I. THE UNSATISFYING ORACLES. "Thou art wearied." You have tried them so often without results of guidance and good. All is vain. Men go here and there, but, alas! too often to those who are the most likely to fall in with their desires and whims. Like Absalom, men consult counsellors like Ahithophel, who pander to their folly. Then, when times of real emergency and anxiety come, when the poor tired heart needs rest and peace, it is led to new pleasures, new excitements and interests, until weariness ensues. How contrasted is the Christian's lot! "Commit thy way unto him."

II. THE MANIFOLD FAILURE. It is a failure all round. Think of the multitude of counsellors. Men go to a minister instead of to the Bible; or to a priest instead of to a Saviour; or to their passions instead of their conscience; or to man instead of to God. Humbly let us seek the heavenly guidance. "The meek will he guide in judgment: and the meek will he teach his way." - W.M.S.

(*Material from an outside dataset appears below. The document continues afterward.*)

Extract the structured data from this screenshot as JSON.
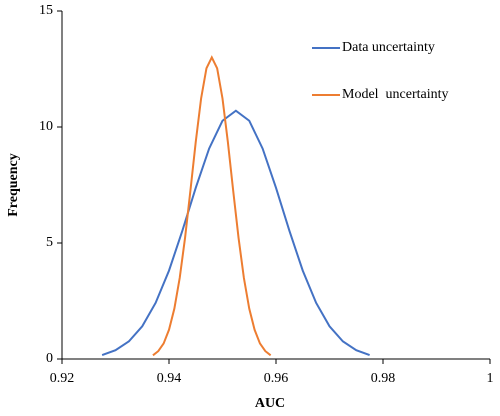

Thou art wearied in the multitude of thy counsels. Babylon was trusting self, trying to find its own way out of calamities; and it was proving what weary, hopeless work that always is. Astrologer was the final resource of the despairing Babylonians.

I. THE WEARINESS OF VARIETY. A vain searching for some new device. A restless dissatisfaction with everything.

II. THE WEARINESS OF MULTIPLICITY. Bewildered with the many helpers, who yet were all vain helpers. Multitude is suggested by the different terms, "astrologers, star-gazers, monthly prognosticators." Illustrate by the weariness of Athens, in her multiplicity of idols and altars.

III. THE WEARINESS OF REPEATED FAILURES. Nothing is more depressing than to fail again and again. Yet precisely this is the ever-repeated consequence of self-trust and self-help. Blessed is it when weariness does not pass into despair, but leads to the abandonment of self-reliances, that full trust may be placed in God. - R.T.